Higher U.S. rates raise the attractiveness of dollar denominated securities and stoke demand for the dollars to buy them.
"The market is interest rate focused and retail sales were really quite strong suggesting economists may revise up their forecast for the second quarter even further," said Meg Browne, currency strategist at Brown Brothers Harriman. "But a lot of the good news is already in the market."
The dollar rose against the yen . Earlier, the dollar had hit a 4-1/2-year high against the low-yielding yen at 122.65 yen.
The euro fell against the dollar . The euro had plumbed an 11-week low of $1.3264 earlier in the day.
The dollar rose to a four-month high of 1.2469 Swiss francs, up for its fifth consecutive session before surrendering some gains . Sterling fell .
Growth Bulls In Charge of Dollar
Some U.S. investment banks in the last few weeks have upwardly revised their views on U.S. economic growth in the second quarter to a 4% annualized rate, which would be a sharp rebound from the first quarter.
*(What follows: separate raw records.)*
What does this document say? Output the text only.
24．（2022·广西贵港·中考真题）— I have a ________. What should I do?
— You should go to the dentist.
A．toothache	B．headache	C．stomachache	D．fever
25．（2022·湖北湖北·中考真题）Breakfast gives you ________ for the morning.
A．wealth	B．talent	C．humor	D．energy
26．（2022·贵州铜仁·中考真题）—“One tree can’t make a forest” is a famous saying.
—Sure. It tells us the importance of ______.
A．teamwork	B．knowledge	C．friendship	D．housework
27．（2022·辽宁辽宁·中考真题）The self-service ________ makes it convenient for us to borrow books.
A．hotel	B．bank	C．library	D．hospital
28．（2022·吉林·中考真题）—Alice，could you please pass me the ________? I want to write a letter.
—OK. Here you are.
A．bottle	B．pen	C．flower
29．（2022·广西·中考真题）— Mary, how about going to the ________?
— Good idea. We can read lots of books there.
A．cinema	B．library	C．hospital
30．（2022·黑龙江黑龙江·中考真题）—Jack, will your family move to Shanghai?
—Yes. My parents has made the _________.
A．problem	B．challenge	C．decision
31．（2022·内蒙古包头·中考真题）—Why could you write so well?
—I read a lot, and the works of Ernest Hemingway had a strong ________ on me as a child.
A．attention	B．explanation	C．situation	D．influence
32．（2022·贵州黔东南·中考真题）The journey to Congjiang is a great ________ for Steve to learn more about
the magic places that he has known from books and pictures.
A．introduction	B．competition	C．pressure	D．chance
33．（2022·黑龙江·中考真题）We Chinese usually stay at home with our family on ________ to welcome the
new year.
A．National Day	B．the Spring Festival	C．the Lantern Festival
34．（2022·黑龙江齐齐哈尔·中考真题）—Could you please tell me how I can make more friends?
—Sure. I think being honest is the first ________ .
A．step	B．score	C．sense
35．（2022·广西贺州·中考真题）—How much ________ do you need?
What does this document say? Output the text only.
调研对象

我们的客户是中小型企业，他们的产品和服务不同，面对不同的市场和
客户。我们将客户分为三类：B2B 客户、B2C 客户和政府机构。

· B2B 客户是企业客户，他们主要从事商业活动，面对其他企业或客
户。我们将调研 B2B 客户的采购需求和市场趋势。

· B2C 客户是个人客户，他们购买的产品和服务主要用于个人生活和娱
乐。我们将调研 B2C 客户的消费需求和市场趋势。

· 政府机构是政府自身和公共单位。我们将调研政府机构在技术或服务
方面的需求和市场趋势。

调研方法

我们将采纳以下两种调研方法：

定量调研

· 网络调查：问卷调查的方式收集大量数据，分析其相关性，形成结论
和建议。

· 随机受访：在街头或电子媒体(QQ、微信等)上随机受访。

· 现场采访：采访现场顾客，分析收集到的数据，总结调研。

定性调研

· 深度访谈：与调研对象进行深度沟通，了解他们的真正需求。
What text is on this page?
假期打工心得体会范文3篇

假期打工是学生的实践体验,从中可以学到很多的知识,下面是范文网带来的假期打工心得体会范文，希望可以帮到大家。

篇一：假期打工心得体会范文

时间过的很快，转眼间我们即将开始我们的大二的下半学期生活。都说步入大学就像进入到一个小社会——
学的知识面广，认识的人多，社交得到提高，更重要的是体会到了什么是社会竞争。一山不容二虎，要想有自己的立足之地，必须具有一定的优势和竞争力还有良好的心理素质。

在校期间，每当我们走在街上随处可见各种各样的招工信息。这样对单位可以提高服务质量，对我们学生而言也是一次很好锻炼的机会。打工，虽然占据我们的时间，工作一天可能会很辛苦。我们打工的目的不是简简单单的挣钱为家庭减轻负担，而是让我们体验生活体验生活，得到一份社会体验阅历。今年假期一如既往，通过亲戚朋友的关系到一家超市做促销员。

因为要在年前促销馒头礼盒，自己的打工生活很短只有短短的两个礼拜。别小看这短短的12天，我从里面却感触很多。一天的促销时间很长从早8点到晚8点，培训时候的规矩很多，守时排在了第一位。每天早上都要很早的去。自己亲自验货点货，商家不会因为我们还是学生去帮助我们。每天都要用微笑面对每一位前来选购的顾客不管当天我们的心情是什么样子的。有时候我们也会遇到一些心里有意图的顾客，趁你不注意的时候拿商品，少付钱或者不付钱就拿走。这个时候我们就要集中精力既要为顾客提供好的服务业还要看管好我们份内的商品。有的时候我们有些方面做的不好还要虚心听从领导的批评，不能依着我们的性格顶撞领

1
Markets have also reflected expectations of faster growth. While U.S. Treasury debt rose on Wednesday largely due to short-covering, yields have risen steeply since April on a steady stream of stronger economic data, pulling the dollar higher in their wake.
Over the last week, bond markets have even begun to price in a chance that the Federal Reserve will raise interest rates next year.
The dollar generally strengthens when dealers anticipate a rise in U.S. interest rates and the dollar index, a gauge of the greenback's performance against a basket of six major currencies, briefly rose above its 100-day moving average for the first time since mid February, a positive technical signal for the markets.
On Wednesday, the spread between the implied U.S. interest rate in December 2008 and the euro zone's has widened to 67 basis points, up from around 43 basis points at the end of April, according to futures markets.
"From a broader perspective when we look at rises in real bond yields, the United States has outpaced that in the euro area so in that sense the decline in euro/dollar is justified," said Todd Elmer, currency strategist with Citigroup Global Markets in New York.
Elsewhere, four U.S. senators unveiled an expected and long-awaited bill on Wednesday aimed at forcing China to more quickly raise the value of its currency by giving the U.S. Treasury Department new tools to pressure Beijing.
Also expected was The U.S. Treasury Department on Wednesday labeling China's currency "undervalued" and pledging to keep pushing for it to appreciate but saying that Beijing was not manipulating its currency for trade gains.